コミュニケーション・スキルがあれば再犯しない?

 瑠壬もいろいろバタバタですが、連休中には元・吉本興業の専務さんの『それでは釈放前教育を始めます! 10年100回通い詰めた全国刑務所ワチャワチャ訪問記』(KADOKAWA)は読みたいと思てます。

 著者の竹中功さんは、吉本時代は芸人さんや会社の問題を記者会見で謝罪する「謝罪マスター」として有名で、退職後は「釈放前指導導入教育員」として、「社会復帰プログラム」の授業を10年もされてるそうです。

 瑠壬もちらっと書きましたが、みんな「浦島太郎」やから、出所前にシャバの常識みたいのを教わるんですよ。

 竹中さんは、「コミュニケーション力」とかを教えるそうですが、「生徒さん」に再犯者はほとんどいてないそうですよ。コミュ力、大事ですね。

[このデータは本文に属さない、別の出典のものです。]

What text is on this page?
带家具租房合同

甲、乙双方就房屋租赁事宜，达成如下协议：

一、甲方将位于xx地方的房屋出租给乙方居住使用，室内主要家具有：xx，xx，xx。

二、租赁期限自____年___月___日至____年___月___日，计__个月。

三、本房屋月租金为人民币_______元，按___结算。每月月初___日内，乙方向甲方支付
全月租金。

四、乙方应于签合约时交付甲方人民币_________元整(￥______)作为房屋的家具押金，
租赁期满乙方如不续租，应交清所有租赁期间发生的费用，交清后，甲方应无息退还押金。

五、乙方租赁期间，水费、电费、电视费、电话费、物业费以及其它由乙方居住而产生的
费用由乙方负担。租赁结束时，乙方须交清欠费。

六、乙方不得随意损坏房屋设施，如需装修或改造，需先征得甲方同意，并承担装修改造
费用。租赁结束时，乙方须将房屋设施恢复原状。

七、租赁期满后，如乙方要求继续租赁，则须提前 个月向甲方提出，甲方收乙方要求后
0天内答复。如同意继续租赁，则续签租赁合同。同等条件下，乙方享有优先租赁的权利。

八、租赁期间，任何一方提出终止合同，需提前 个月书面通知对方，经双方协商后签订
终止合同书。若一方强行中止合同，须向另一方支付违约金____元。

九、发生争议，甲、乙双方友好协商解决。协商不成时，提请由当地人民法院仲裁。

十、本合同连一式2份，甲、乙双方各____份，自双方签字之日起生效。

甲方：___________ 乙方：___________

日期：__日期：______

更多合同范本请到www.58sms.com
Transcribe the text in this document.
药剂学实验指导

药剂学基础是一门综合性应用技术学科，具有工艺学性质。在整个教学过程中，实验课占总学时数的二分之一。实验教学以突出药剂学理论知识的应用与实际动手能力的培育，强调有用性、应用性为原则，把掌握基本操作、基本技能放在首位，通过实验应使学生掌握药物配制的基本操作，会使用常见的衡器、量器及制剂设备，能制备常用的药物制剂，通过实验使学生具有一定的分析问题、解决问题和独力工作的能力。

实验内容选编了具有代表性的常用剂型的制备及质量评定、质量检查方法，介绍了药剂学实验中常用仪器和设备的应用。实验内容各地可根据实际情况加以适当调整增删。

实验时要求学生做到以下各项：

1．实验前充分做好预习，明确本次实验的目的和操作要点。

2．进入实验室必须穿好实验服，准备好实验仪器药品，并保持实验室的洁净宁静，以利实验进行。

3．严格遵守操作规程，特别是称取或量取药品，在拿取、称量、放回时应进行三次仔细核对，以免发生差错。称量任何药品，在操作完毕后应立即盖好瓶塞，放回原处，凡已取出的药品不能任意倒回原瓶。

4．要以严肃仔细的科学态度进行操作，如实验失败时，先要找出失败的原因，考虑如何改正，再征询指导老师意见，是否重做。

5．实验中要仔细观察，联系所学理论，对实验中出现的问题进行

 懲役(受刑者)は、そもそも成育環境に問題のある人が多いです。子どもの頃に家族と話ができずに育つと、大人になっても会話がきちんとできひんので、社会になじむのが難しくなります。事件を起こして刑期を務めて、せっかくシャバに出ても、うまく会話ができひんことで孤立してしまい、またムショに……はあるあるです。

 授業では「インタビューの仕方」も教わるそうで、瑠壬も受けたかったですね。瑠壬がいた頃の「釈前」(しゃくぜん、釈放前教育)では、こんなのなかったです。